Incremental Update on Very Large Table

Question

Post reply

Incremental Update on Very Large Table

Jim C-203340

SSCommitted

Points: 1716
More actions
August 21, 2007 at 8:01 am

#197357

We have a table with over 5 million rows ( soon to be over 20 million) that store nodes and the distance between them.

Create table T1 ( colA int , colB int, colDist float )

These values are re-calculated every hour and need to be re-inserted into this table every hour. However, on any given run, only a small percentage of the rows will change. The table needs to remain available because it is being queried directly from the application.

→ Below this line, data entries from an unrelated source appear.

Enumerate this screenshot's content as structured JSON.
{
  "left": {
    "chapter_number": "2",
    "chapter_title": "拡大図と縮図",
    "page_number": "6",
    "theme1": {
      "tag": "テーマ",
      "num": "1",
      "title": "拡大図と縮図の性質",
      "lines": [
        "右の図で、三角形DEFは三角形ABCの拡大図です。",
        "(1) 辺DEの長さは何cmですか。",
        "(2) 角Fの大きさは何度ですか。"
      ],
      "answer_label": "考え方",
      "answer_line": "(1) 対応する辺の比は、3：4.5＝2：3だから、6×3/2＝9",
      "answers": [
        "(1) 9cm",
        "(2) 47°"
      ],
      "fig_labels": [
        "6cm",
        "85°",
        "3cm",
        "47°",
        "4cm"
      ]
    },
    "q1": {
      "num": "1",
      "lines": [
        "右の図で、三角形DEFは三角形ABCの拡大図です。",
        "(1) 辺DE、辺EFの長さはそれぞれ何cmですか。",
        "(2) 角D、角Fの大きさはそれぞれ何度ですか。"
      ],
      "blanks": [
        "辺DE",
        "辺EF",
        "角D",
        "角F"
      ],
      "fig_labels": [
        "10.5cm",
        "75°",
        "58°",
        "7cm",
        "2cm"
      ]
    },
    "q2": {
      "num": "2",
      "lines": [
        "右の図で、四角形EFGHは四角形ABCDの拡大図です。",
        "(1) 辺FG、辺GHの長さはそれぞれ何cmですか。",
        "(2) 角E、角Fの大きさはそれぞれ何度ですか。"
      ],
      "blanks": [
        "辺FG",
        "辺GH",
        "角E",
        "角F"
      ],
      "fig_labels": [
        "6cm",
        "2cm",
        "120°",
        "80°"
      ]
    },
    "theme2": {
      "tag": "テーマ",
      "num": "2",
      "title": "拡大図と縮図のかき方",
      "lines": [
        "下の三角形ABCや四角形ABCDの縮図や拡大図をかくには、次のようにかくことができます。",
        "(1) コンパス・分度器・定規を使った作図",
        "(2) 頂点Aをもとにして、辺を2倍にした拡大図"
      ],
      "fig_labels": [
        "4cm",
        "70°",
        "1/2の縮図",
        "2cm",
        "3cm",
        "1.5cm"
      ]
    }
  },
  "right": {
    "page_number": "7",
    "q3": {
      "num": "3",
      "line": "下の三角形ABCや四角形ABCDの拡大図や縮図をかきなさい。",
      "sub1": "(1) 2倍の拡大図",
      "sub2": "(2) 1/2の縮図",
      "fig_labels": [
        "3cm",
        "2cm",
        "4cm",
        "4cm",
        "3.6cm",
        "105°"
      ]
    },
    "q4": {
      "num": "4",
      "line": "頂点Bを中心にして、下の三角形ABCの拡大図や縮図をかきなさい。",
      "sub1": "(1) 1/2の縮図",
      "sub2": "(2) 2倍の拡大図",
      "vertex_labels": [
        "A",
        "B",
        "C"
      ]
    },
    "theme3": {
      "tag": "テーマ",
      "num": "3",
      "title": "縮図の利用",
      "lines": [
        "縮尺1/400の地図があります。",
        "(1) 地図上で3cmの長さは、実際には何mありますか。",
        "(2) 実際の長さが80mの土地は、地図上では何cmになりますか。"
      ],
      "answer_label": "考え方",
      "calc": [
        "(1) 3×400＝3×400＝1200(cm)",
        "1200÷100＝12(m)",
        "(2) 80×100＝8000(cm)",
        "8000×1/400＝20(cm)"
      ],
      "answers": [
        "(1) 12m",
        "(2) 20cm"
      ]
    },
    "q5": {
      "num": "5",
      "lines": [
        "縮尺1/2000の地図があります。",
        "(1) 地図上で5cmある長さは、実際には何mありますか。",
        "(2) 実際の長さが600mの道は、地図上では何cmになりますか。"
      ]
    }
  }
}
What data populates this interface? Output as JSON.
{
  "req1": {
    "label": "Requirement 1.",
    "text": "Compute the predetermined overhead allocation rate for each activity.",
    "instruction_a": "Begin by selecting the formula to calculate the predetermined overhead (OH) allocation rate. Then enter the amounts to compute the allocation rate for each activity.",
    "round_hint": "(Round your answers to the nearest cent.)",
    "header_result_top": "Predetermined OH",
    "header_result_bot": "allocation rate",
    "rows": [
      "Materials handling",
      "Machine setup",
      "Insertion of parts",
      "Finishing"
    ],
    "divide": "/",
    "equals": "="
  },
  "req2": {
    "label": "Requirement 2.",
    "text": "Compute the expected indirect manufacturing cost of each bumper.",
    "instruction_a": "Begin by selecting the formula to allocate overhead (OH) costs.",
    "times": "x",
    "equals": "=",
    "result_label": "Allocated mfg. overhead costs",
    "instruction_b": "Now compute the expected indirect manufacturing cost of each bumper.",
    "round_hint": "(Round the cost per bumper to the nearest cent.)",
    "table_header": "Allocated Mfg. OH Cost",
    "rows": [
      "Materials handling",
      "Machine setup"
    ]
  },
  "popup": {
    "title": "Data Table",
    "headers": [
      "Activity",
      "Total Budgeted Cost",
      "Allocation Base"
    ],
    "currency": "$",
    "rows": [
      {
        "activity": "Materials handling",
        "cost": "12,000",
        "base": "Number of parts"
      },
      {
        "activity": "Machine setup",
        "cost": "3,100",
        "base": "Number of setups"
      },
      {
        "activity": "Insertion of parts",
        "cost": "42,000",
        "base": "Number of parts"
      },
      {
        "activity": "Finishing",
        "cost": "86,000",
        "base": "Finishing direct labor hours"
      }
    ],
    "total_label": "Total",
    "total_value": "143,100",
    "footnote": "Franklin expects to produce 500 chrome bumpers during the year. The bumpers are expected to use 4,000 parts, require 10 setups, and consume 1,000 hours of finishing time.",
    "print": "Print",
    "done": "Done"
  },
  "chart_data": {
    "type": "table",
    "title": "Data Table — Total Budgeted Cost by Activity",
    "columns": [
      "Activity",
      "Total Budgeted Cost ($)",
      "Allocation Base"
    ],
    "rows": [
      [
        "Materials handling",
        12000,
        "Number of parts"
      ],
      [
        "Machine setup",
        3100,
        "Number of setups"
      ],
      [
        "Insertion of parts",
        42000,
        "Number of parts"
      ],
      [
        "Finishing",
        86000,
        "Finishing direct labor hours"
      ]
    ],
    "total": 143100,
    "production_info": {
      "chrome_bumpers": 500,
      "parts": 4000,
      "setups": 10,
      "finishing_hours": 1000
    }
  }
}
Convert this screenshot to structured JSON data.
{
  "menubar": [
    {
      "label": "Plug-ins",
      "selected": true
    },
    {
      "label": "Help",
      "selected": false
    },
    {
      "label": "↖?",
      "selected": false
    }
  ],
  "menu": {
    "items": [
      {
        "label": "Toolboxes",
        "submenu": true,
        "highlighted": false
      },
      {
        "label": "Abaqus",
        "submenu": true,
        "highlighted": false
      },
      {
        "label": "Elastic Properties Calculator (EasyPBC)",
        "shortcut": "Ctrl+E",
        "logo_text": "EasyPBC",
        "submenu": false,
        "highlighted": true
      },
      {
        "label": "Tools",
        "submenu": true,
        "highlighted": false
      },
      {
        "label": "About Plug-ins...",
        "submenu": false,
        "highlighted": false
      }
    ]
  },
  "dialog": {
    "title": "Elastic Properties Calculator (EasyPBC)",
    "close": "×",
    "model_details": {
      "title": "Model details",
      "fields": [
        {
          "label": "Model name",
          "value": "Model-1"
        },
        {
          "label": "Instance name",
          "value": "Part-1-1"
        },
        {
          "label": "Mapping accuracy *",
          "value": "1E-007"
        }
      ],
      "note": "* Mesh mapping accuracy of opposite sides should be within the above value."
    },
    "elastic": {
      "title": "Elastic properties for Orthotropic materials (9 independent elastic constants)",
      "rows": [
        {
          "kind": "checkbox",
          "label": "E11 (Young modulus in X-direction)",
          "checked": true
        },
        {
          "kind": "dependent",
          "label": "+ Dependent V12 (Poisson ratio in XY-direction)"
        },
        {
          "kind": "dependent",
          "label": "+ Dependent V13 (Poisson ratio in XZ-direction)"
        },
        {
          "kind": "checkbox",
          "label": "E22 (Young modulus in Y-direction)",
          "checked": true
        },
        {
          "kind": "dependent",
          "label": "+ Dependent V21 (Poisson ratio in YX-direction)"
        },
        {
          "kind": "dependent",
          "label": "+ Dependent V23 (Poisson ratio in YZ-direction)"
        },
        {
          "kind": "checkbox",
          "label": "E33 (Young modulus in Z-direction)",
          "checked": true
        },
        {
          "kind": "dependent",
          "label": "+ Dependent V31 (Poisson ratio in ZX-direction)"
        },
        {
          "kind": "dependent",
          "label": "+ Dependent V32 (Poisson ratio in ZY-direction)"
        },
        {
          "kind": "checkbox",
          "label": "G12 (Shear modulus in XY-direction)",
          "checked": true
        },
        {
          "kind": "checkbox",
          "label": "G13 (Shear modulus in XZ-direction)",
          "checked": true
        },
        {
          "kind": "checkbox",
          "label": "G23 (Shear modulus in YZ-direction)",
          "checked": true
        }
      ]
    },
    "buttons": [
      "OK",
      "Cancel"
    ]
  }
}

My initial thought is to do an incremental update on the table. I had planned to bulk load the rows into a staging table

Create table ST (colA int, colB int, colDist float)

and then run three queries

1. update T1 set colDist = ST.colDist from ST join T1 on ST.colA = T1.colA and ST.colB = T1.colB and ST.colDist <> T1.colDist

2. delete from T1 where not exists ( select * from ST where colA = T1.colA and colB = T1.colB)

3. insert T1 (colA, colB, colDist) select * from ST where not exists ( select * from T1 where colA = ST.colA and colB = ST.colB)

These queries work, but are fairly slow.

The other potential solution i came up with is loading the data into a staging table and then dropping the main table and renaming the staging table. This, however, leaves the app vulnerable to query errors for that breif moment when the table does not exist.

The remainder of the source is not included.